WFH pour une réunion importante était acceptable, règles du tribunal

WFH pour une réunion importante était acceptable, règles du tribunal

Un directeur informatique qui a insisté pour travailler à domicile pour une réunion importante a été injustement rejeté, a jugé un tribunal.

En mai 2022, Ben Wicken a travaillé pour la société de services informatiques Akita Systems et avait été invité à rencontrer le directeur général, Christophe Boudet, en personne pour résoudre un désaccord.

Wicken a demandé s'il pouvait assister à la réunion de médiation dans les équipes de Microsoft, car il avait besoin d'être chez lui pour superviser les jardiniers qui effectuaient du travail sur sa propriété.

Une réunion précédente avait été «productive et positive», a entendu le tribunal, et il y avait de l'espoir que la relation de travail s'améliorerait à l'avenir.

Boudet était «très déçu» que le suivi ne pouvait pas avoir lieu en personne et a dit à Wicken qu'il ne semblait pas prendre le processus au sérieux. Il a ensuite assisté au bureau.

Cette réunion a été suivie par Wicken, Boudet et la consultante externe RH Maria Cruse, qui a remis en question la décision de Wicken de hiérarchiser le travail de la maison pour «trier» les jardiniers plutôt que d'assister à une réunion importante en personne.

Wicken a déclaré au Tribunal qu'il se sentait «attaqué» lors de la réunion et a dit à Boudet qu'il se sentait sous-évalué.

Lorsqu'on lui a demandé si le processus de médiation avait été bien géré, Boudet a déclaré au Tribunal qu'il était «discutable» si la direction avait fait un «bon travail».

Wicken a été invité à assister à une nouvelle réunion où il pouvait élaborer un plan d'amélioration, mais il a dit qu'il était occupé avec le travail et n'avait pas eu le temps.

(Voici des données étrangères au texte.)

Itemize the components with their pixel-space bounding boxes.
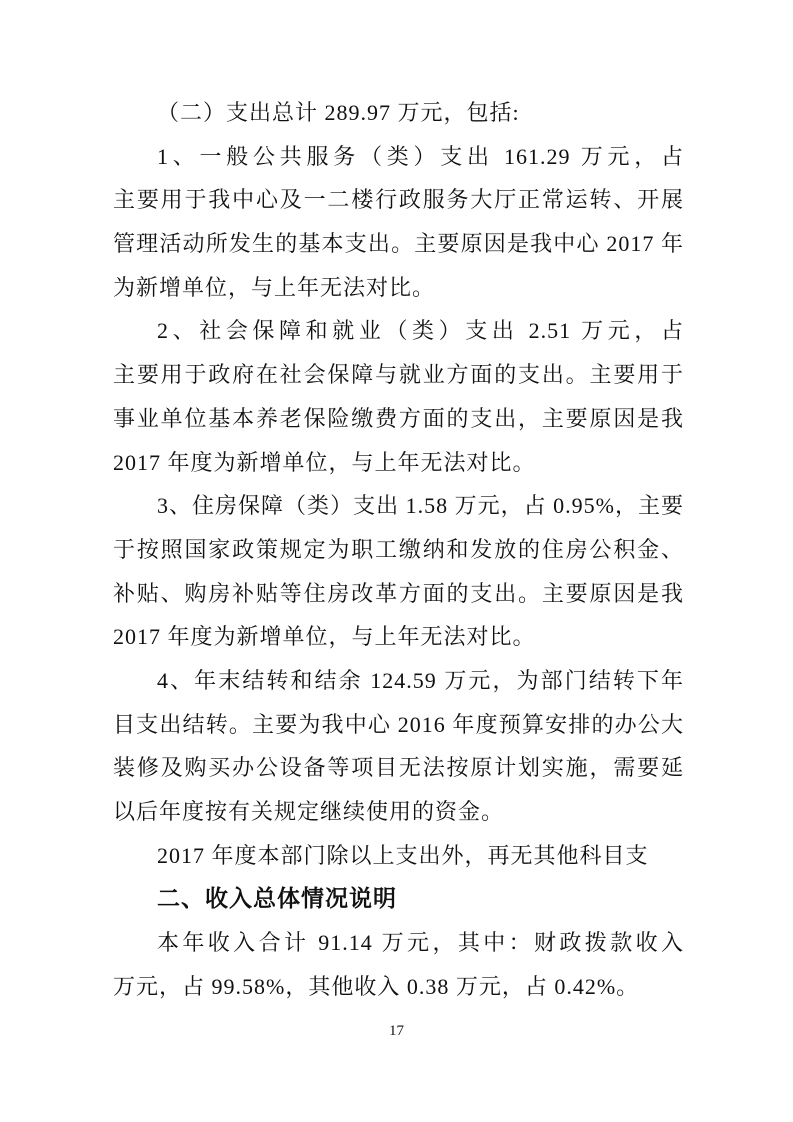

Il a déclaré au tribunal que les administrateurs étaient « très froids envers lui et ont dit qu'ils annuleraient la réunion » sans aucune indication de ce qui pourrait arriver ensuite.

Il a écrit à la direction s'excusant de «s'engager à tort à avoir un plan» parce que c'était «trop tôt» et il n'était pas prêt, mais qu'il pouvait maintenant se rencontrer pour discuter.

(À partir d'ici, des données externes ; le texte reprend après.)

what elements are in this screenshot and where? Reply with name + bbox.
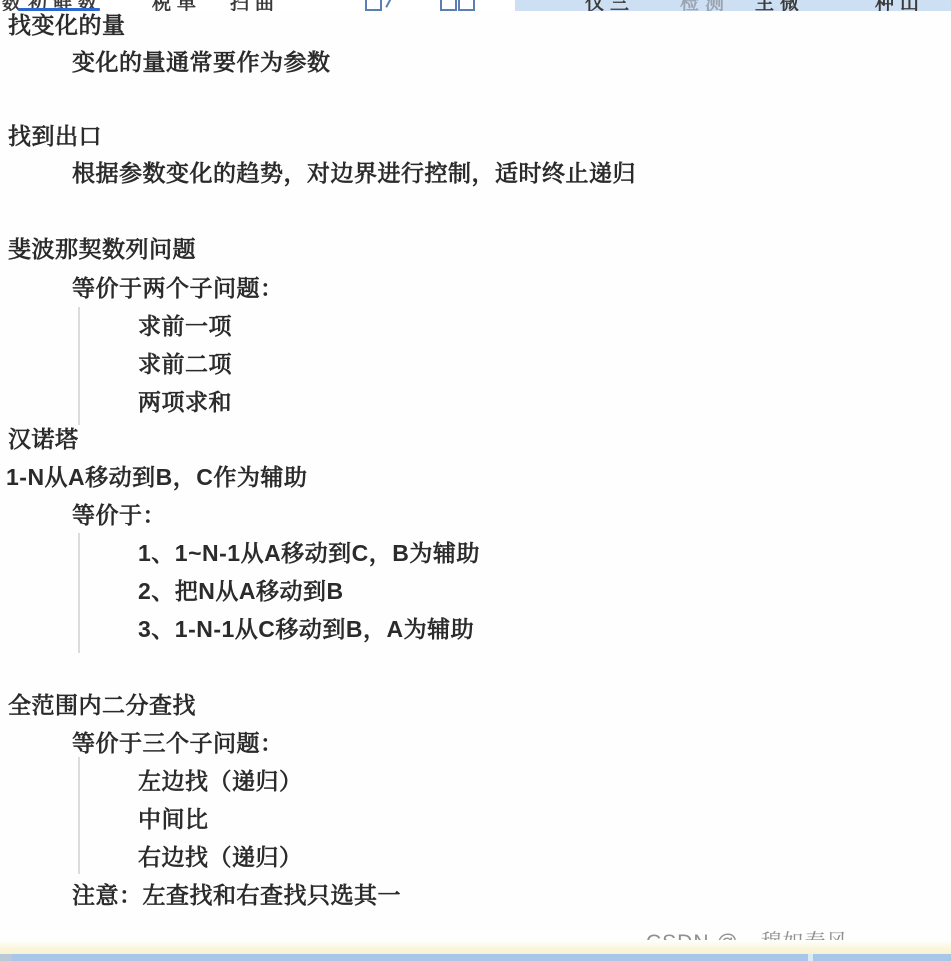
section-heading: 找变化的量 bbox=[8, 13, 126, 38]
indent-guide-line bbox=[78, 533, 80, 653]
outline-text: 根据参数变化的趋势，对边界进行控制，适时终止递归 bbox=[72, 161, 636, 186]
outline-item: 右边找（递归） bbox=[138, 845, 303, 870]
toolbar-active-underline bbox=[18, 8, 100, 11]
outline-item: 中间比 bbox=[138, 807, 209, 832]
toolbar-icon[interactable] bbox=[385, 0, 392, 8]
toolbar-button-fragment[interactable]: 税单 bbox=[152, 0, 202, 11]
bottom-bar-left-segment bbox=[0, 954, 12, 961]
bottom-yellow-strip bbox=[0, 940, 951, 954]
outline-item: 两项求和 bbox=[138, 390, 232, 415]
section-heading: 全范围内二分查找 bbox=[8, 693, 196, 718]
clipped-toolbar: 数 初鲜数 税单 扫曲 仅三 检测 主微 种山 bbox=[0, 0, 951, 11]
toolbar-icon[interactable] bbox=[458, 0, 475, 11]
toolbar-button-fragment[interactable]: 仅三 bbox=[585, 0, 635, 11]
indent-guide-line bbox=[78, 307, 80, 425]
outline-text: 等价于两个子问题： bbox=[72, 276, 284, 301]
toolbar-icon[interactable] bbox=[365, 0, 382, 11]
toolbar-button-fragment-disabled[interactable]: 检测 bbox=[680, 0, 730, 11]
outline-note: 注意：左查找和右查找只选其一 bbox=[72, 883, 401, 908]
outline-item: 1、1~N-1从A移动到C，B为辅助 bbox=[138, 541, 480, 566]
section-heading: 找到出口 bbox=[8, 124, 102, 149]
outline-item: 左边找（递归） bbox=[138, 769, 303, 794]
outline-text: 变化的量通常要作为参数 bbox=[72, 50, 331, 75]
outline-item: 2、把N从A移动到B bbox=[138, 579, 344, 604]
note-page: 数 初鲜数 税单 扫曲 仅三 检测 主微 种山 找变化的量 变化的量通常要作为参… bbox=[0, 0, 951, 961]
outline-item: 求前一项 bbox=[138, 314, 232, 339]
bottom-bar-notch bbox=[808, 954, 813, 961]
indent-guide-line bbox=[78, 757, 80, 874]
outline-text: 等价于三个子问题： bbox=[72, 731, 284, 756]
bottom-blue-bar bbox=[0, 954, 951, 961]
toolbar-button-fragment[interactable]: 扫曲 bbox=[230, 0, 280, 11]
outline-text: 等价于： bbox=[72, 503, 166, 528]
outline-item: 3、1-N-1从C移动到B，A为辅助 bbox=[138, 617, 474, 642]
outline-item: 求前二项 bbox=[138, 352, 232, 377]
toolbar-button-fragment[interactable]: 种山 bbox=[875, 0, 925, 11]
section-heading: 斐波那契数列问题 bbox=[8, 237, 196, 262]
section-heading: 汉诺塔 bbox=[8, 427, 79, 452]
toolbar-button-fragment[interactable]: 主微 bbox=[755, 0, 805, 11]
section-subheading: 1-N从A移动到B，C作为辅助 bbox=[6, 465, 307, 490]
toolbar-icon[interactable] bbox=[440, 0, 457, 11]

À la mi-mai 2022, Wicken s'est entretenu avec les managers pour accepter un plan d'amélioration comprenant «ne pas porter sa veste à tout moment» et «travailler sur son image».

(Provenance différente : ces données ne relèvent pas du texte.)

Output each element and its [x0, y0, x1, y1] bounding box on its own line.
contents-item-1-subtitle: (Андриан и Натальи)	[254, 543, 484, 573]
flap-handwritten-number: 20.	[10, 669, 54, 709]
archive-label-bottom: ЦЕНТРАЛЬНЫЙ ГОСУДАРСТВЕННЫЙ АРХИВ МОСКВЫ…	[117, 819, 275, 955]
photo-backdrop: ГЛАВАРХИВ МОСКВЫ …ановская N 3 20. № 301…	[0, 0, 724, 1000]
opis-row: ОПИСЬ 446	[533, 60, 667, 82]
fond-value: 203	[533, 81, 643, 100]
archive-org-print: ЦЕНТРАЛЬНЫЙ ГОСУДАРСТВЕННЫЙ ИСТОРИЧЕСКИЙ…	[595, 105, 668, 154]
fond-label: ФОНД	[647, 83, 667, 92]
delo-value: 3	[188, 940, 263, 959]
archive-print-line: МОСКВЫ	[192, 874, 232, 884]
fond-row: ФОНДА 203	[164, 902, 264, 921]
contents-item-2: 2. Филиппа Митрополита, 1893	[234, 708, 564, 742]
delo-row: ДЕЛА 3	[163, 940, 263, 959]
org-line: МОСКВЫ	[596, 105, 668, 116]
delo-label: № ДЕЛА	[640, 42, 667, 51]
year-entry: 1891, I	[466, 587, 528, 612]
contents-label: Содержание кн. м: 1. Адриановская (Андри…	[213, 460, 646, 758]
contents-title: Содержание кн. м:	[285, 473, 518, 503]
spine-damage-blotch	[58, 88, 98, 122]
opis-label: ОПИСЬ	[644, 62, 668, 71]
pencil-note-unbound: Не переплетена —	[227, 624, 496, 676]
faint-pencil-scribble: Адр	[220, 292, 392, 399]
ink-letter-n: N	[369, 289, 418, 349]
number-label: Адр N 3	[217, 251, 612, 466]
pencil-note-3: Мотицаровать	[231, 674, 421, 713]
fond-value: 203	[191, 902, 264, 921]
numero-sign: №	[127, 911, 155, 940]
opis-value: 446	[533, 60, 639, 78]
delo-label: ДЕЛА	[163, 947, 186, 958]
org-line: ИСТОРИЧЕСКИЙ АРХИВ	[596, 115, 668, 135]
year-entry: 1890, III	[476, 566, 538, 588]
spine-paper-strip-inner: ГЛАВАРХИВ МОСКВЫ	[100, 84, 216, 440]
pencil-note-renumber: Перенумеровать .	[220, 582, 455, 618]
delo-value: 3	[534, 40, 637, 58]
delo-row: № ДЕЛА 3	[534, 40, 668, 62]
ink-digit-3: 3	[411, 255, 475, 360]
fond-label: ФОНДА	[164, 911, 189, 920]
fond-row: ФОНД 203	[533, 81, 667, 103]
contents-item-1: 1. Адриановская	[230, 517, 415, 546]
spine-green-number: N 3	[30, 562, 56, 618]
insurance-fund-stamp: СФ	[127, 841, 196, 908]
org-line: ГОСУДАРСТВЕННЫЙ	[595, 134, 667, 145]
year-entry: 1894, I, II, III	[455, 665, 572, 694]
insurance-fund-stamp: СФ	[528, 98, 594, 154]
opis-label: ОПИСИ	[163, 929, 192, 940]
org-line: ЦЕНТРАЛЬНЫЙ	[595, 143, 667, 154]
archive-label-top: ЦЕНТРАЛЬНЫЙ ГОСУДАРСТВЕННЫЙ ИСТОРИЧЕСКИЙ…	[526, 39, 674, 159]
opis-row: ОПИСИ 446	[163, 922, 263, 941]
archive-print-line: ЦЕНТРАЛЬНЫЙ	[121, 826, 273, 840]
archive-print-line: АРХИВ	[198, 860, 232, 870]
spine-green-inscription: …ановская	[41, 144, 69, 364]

Cruse a déclaré qu'elle était déçue que le plan n'ait pas abordé sa capacité de directeur technique et a dit à Wicken que les administrateurs étaient «unanimes» qu'ils avaient perdu de confiance dans son travail et qu'il y aurait une réunion le lendemain.

La réunion du lendemain a été une réunion sans préjudice, et deux jours plus tard, Wicken a soumis un grief exposant un calendrier de ce qui s'est passé et se plaignant que tout licenciement serait injuste parce que la direction d'Akita avait déjà clairement indiqué qu'ils voulaient le rejeter.

« Je me réserve le droit de démissionner à la suite de la rupture fondamentale (de l'intimé), et je vais envisager de franchir cette étape dans les prochains jours », a-t-il déclaré.

Akita a nommé un autre consultant RH, David Charity, pour gérer la procédure de grief. Le tribunal a appris que l'organisme de bienfaisance était un ami de longue date de Boudet et n'avait «aucune expérience dans la réalisation d'enquêtes sur le lieu de travail pour l'intimé».

Wicken a de nouveau envoyé un courriel à la direction, affirmant que le processus serait «un exercice injuste et inutile étant donné que David est un bon ami en dehors du travail». Il a ensuite été signé avec stress pendant deux mois.

Il a refusé de s'engager dans le processus de grief et fin juin, une charité lui a écrit en fermant la question. Wicken a démissionné, citant une liste de raisons, notamment le refus de Charity de se récuser du processus et la conduite des administrateurs envers lui.

Le tribunal a jugé que Wicken avait été injustement licencié, reconnaissant que «l'insistance à ce que M. Charity reste le professionnel des RH a aggravé la perception du biais» et que cela a davantage endommagé la relation de confiance et de confiance entre l'employeur et l'employé.

« En examinant la conduite de l'intimé dans son ensemble et en déterminant son effet cumulatif, le tribunal conclut que le demandeur ne peut pas s'attendre à ce que le juge de l'emploi Burge en conclusion.

Elle a ajouté: «L'intimé soutient que le demandeur a admis que sa décision de hiérarchiser les arrangements avec son jardinier au sujet de la fréquentation lors d'une réunion de suivi de médiation un à un a été une erreur et qu'il a refusé de coopérer avec l'enquête sur les griefs.

«Cependant, ces actions, dans le contexte des faits trouvés et détaillés, ne constituent pas une« conduite »coupable ou blâmable».